Catherine Good has experienced stereotype threat herself, although she didn’t know it at the time. She started her academic career in pure math, expecting to get a Ph.D. But somewhere along the way she started to feel like it just wasn’t for her, even though she was doing well in all her classes. Thinking that she’d just chosen the wrong application for her love of math, Good switched to math education, where she first encountered the idea of stereotype threat from a guest psychology speaker.

“As he talked about students feeling that they don’t really belong, I had an epiphany,” Good said. She realized the discomfort she’d felt studying mathematics had nothing to do with her ability or qualifications and everything to do with a vague sense that she didn’t belong in a field dominated by men. Stereotype threat is a term coined by psychologists Joshua Aronson and Claude Steele. They found that pervasive cultural stereotypes that marginalize groups, like “girls aren’t good at math,” create a threatening environment and affects academic achievement.
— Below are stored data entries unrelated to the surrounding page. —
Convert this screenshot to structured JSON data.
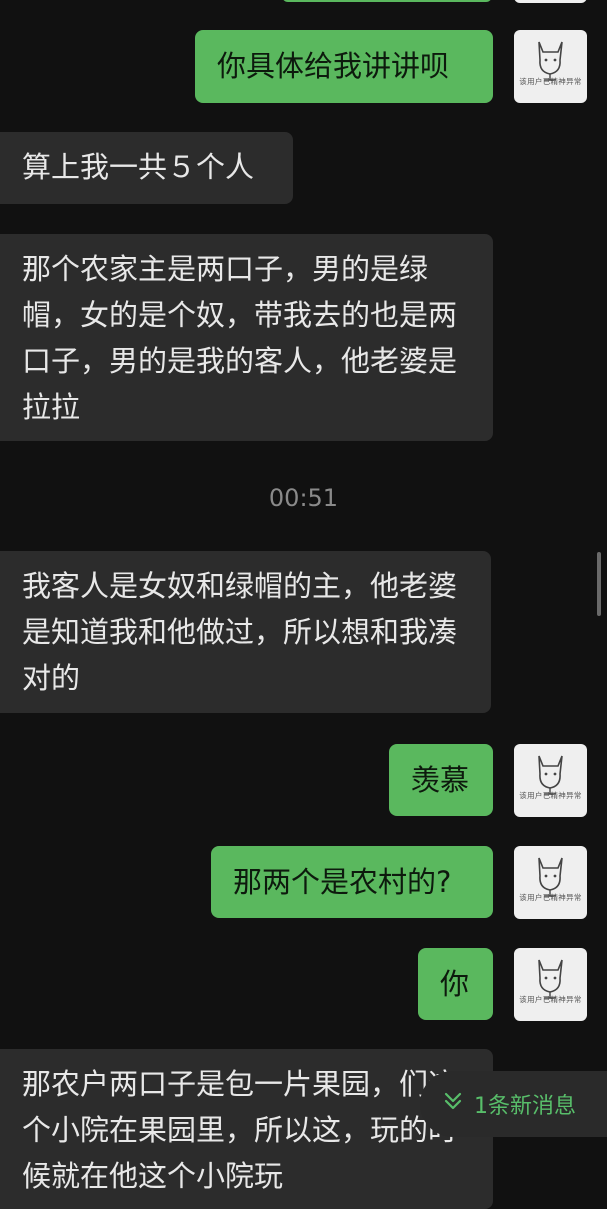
{
  "chat": {
    "messages": [
      {
        "side": "out",
        "text": "你具体给我讲讲呗"
      },
      {
        "side": "in",
        "text": "算上我一共５个人"
      },
      {
        "side": "in",
        "text": "那个农家主是两口子，男的是绿帽，女的是个奴，带我去的也是两口子，男的是我的客人，他老婆是拉拉"
      },
      {
        "side": "in",
        "text": "我客人是女奴和绿帽的主，他老婆是知道我和他做过，所以想和我凑对的"
      },
      {
        "side": "out",
        "text": "羡慕"
      },
      {
        "side": "out",
        "text": "那两个是农村的?"
      },
      {
        "side": "out",
        "text": "你"
      },
      {
        "side": "in",
        "text": "那农户两口子是包一片果园，们这个小院在果园里，所以这，玩的时候就在他这个小院玩"
      }
    ],
    "timestamp": "00:51",
    "new_message_badge": "1条新消息",
    "avatar_caption": "该用户已精神异常"
  },
  "colors": {
    "background": "#111111",
    "incoming_bubble": "#2c2c2c",
    "outgoing_bubble": "#5ab85e",
    "accent_green": "#58be6a"
  },
  "icons": {
    "avatar": "cat-avatar-icon",
    "new_message": "double-chevron-down-icon"
  }
}
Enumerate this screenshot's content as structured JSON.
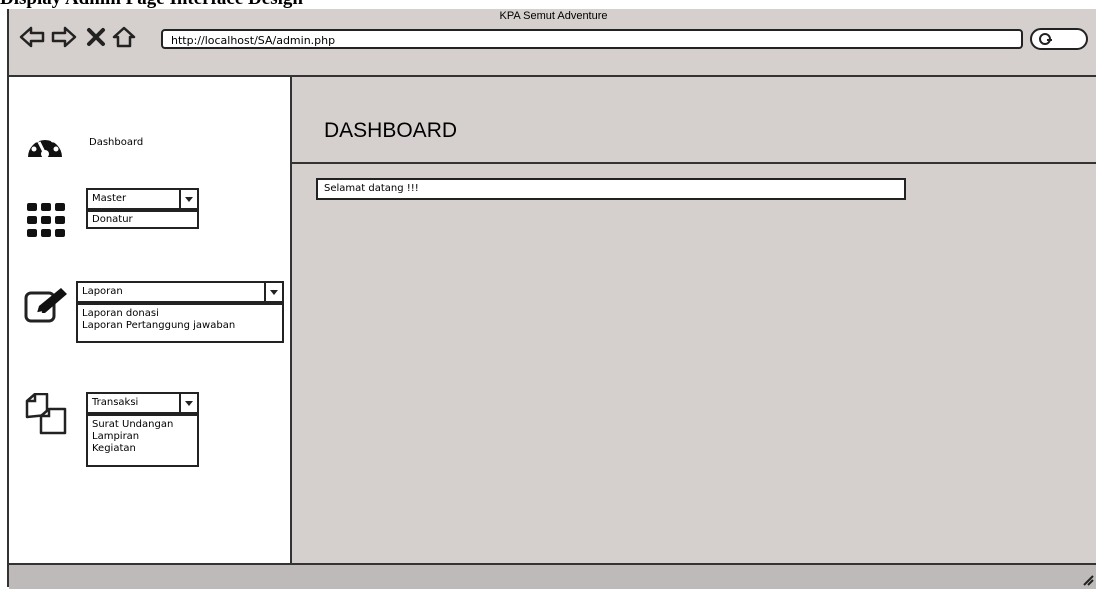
{
  "caption": "Display Admin Page Interface Design",
  "window": {
    "title": "KPA Semut Adventure",
    "url": "http://localhost/SA/admin.php"
  },
  "sidebar": {
    "dashboard_label": "Dashboard",
    "master": {
      "selected": "Master",
      "options": [
        "Donatur"
      ]
    },
    "laporan": {
      "selected": "Laporan",
      "options": [
        "Laporan donasi",
        "Laporan Pertanggung jawaban"
      ]
    },
    "transaksi": {
      "selected": "Transaksi",
      "options": [
        "Surat Undangan",
        "Lampiran",
        "Kegiatan"
      ]
    }
  },
  "main": {
    "title": "DASHBOARD",
    "welcome": "Selamat datang !!!"
  },
  "icons": {
    "back": "back-arrow-icon",
    "forward": "forward-arrow-icon",
    "stop": "close-icon",
    "home": "home-icon",
    "search": "search-icon",
    "dashboard": "dashboard-gauge-icon",
    "master": "grid-icon",
    "laporan": "edit-icon",
    "transaksi": "copy-icon"
  }
}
Good was so fascinated by how powerful psychological forces can be on learning, including her own, that she switched fields again to study social psychology, and she ended up working closely with Carol Dweck for several years when Dweck’s growth mindset work was in its early stages and not yet well-known among educators. Good now works at a psychology professor at Baruch College.* Originally, Dweck and Good hypothesized that believing intelligence is flexible -- what we now call a growth mindset -- could protect students from stereotype threat, an inherently fixed idea.

“If students are first really encouraged and taught to believe in brain plasticity, our hypothesis was that they could be protected,” Good said. While that hypothesis was shown to be true, Dweck and Good also began to uncover forces that seemed to undermine individual mindsets.

“What we found was that students’ perception of what’s going on in their learning environments are often more important than their own beliefs,” Good said. In other words, if a classroom climate is one of fixed ability, it will override a student’s own beliefs about his brain plasticity. This effect was even more pronounced when stereotype threat was present. Students were less likely to feel belonging and were less likely to engage with content. That, in turn, led to lower achievement and lower grades.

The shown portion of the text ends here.